Leçons de l'histoire

1) Une citation de Paul Valéry

L'histoire est le produit le plus dangereux que la chimie de l'intellect ait élaboré…  Il fait rêver, il enivre les peuples, leur engendre de faux souvenirs, exagère leurs réflexes, entretient leurs vieilles plaies, les tourmente dans leur repos, les conduit au délire des grandeurs ou à celui de la persécution, et rend les nations amères, superbes, insupportables et vaines. L'Histoire justifie tout ce que l'on veut. Elle n'enseigne rigoureusement  rien, car elle contient tout, et donne des exemples de tout. Que de livres furent écrits qui se nommaient: "la Leçon de ceci, les Enseignements de cela!…" Rien de plus ridicule à lire après les événements, que ces livres interprétaient dans le sens de l'avenir.  

Paul Valéry: Regards sur le monde actuel et autres essais, Gallimard Folios Essais 1990 p.35.
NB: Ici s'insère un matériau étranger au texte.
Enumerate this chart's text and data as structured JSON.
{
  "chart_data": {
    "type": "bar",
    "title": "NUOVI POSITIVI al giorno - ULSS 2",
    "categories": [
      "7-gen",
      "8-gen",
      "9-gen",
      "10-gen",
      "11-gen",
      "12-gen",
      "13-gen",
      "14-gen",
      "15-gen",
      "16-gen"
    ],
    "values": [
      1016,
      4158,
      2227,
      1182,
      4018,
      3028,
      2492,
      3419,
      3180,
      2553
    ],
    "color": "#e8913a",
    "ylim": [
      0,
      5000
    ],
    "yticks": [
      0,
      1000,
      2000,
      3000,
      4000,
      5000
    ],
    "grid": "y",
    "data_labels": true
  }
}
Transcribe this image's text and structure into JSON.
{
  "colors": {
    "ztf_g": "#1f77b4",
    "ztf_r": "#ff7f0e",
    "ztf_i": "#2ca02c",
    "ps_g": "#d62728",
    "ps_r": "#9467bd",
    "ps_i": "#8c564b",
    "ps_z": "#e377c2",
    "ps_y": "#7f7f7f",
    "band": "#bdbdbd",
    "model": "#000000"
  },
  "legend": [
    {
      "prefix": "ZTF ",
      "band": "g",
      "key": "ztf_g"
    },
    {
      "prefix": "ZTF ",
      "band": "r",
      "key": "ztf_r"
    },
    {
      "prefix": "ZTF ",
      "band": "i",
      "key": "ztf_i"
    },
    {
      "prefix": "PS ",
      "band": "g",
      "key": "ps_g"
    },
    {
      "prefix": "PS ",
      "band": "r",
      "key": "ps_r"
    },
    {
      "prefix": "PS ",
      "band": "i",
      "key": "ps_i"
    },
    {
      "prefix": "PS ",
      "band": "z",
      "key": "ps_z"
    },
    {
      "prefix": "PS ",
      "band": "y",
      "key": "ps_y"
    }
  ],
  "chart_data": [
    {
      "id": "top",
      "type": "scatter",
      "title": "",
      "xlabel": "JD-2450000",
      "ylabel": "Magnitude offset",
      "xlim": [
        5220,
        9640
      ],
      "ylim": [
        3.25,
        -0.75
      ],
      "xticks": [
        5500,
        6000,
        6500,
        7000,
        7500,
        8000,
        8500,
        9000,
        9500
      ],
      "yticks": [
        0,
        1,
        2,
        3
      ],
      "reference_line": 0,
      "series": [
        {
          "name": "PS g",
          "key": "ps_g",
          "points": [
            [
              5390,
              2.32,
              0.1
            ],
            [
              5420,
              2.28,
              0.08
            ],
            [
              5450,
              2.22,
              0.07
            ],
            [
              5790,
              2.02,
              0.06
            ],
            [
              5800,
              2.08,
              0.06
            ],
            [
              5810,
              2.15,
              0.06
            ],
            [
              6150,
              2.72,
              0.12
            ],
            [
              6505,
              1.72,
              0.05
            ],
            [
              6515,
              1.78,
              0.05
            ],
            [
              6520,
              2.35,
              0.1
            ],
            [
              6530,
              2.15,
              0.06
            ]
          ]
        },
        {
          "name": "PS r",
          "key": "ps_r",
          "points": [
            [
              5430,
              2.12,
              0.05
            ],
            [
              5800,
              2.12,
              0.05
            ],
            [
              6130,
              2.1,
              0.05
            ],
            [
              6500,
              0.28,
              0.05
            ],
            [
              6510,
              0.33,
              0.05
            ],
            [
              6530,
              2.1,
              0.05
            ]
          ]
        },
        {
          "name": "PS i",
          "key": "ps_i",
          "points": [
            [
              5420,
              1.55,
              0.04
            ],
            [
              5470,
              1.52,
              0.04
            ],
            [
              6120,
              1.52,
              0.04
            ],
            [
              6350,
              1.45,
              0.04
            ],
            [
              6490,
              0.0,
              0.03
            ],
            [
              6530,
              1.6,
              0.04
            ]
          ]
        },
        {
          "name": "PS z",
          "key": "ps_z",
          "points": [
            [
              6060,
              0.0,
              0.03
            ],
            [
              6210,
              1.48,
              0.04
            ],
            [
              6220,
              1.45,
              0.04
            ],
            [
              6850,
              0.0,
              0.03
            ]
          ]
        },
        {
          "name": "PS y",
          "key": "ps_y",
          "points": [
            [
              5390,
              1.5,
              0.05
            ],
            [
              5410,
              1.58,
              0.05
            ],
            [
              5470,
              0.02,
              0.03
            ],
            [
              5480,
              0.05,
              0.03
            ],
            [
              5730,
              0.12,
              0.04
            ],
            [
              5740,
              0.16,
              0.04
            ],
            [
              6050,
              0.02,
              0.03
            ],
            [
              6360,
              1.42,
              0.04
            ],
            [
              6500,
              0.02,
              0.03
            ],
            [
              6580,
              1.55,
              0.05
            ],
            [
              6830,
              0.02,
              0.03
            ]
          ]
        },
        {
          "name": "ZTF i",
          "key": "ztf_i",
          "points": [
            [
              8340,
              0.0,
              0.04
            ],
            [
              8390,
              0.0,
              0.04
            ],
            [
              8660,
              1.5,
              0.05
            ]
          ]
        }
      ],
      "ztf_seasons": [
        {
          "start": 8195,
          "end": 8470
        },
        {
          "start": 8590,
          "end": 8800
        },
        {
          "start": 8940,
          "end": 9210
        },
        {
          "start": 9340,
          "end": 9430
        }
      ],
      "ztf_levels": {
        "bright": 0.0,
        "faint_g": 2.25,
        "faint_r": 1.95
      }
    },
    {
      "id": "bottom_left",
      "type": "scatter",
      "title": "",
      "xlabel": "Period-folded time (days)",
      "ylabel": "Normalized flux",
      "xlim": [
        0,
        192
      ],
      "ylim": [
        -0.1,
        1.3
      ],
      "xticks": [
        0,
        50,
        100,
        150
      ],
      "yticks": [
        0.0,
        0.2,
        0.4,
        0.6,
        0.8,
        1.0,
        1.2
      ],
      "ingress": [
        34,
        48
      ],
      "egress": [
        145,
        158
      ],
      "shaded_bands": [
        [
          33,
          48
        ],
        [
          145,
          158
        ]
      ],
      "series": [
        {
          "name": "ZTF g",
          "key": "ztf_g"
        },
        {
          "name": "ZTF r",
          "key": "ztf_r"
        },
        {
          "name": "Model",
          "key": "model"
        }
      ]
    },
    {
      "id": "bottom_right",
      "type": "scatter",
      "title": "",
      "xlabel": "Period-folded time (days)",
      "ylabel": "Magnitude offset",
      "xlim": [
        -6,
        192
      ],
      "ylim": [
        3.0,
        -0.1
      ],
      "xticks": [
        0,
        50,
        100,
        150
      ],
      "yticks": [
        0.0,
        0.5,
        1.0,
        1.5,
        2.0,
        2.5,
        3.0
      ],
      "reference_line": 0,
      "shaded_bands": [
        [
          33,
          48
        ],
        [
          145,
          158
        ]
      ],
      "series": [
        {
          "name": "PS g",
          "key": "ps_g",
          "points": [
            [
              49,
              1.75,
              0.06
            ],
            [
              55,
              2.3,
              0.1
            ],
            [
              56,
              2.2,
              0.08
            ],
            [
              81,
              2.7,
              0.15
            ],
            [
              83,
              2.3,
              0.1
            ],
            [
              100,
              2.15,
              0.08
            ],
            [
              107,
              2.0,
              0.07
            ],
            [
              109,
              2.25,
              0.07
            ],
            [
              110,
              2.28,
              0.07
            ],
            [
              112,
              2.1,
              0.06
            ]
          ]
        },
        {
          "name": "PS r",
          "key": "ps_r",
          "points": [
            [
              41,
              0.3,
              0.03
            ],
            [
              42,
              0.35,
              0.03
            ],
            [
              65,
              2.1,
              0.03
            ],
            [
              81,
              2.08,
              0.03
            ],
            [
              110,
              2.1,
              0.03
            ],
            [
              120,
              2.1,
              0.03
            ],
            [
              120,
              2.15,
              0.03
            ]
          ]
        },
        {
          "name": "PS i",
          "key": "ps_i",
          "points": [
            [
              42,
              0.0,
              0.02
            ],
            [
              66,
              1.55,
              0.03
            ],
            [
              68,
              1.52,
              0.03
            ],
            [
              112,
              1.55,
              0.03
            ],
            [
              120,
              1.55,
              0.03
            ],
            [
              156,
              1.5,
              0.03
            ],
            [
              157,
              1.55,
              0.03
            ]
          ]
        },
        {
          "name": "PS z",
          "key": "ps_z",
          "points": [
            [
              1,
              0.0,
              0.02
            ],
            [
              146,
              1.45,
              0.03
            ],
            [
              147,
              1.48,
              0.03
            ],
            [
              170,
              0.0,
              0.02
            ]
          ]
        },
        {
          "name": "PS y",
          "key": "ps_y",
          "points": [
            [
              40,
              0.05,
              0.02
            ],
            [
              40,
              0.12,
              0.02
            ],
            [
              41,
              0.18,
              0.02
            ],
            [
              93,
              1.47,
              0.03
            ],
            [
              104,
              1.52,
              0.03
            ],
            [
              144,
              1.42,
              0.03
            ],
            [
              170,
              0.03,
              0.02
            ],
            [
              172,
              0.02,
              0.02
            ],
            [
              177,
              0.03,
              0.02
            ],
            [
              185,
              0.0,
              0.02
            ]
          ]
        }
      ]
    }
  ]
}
2) De la  Revue des deux Mondes  au Monde d'aujourd'hui

Dans  la Revue des Deux Mondes de 1894, on lit un article  d'un éminent expert qui  soutient,   par delà l'alliance franco-russe, la thèse selon laquelle le système des confédérations antagonistes ("Triple Entente" contre "Triple Alliance" , etc.) est "la plus sûre garantie de la paix", puisque "chacune des nations qui se concerte s'accoutume à accepter l'opinion des autres", et que "plus il y a d'alliés, plus il est difficile qu'ils s'accordent pour vouloir la guerre pour une même cause et au même moment".

Expérience faite, on n'oserait peut-être  plus défendre cette thèse aujourd'hui. Mais dans une histoire récente de la Guerre 14-18, parue dans le Monde, on apprend que l'échec de l'offensive de Lüdendorff en 1917 était "facile à prévoir", etc. 

On en revient  toujours à la fameuse explication  (épinglée par Flaubert) de l'issue malheureuse de la guerre de 1870 : "Pas étonnant qu'on l'ait perdue, la France n'était pas prête!"


Staline

3) Joseph Staline (ci-contre) : un petit souvenir de ma classe de Terminale (1948-1949 au Lycée du Parc à Lyon), cueilli dans le manuel: 

Emile Tersen (Professeur agrégé au Lycée Louis-Le Grand): Histoire Contemporaine: 1848-1939, Paris, Delagrave, page 721.

Mon prof  d'histoire était le jeune Jean Bouvier, alors dans toute son ardente foi communiste - il faisait ses cours revêtu de la blouse prolétarienne- et  déjà féru d'histoire quantitative: les crises cycliques, le krach de l'Union Générale,  etc..

4) Anecdote. A l'époque, le marxisme était fort à la mode. Je me jetai sur  l'ouvrage d'Henri Lefebvre  (dans la collection "Que sais-je?: le point des connaissances actuelles"), un plaidoyer élégant et persuasif.

Hélas! Je tombai sur    l'affirmation suivante: "Le projet de dépasser le  marxisme  n'a peut-être pas beaucoup de sens ni beaucoup d'avenir, parce que le marxisme est la conception du monde qui se dépasse elle-même [souligné par l'auteur]". Une pareille exagération me détourna définitivement de toute tentation. I have never been the member of any marxist party. Merci , Henri Lefebvre!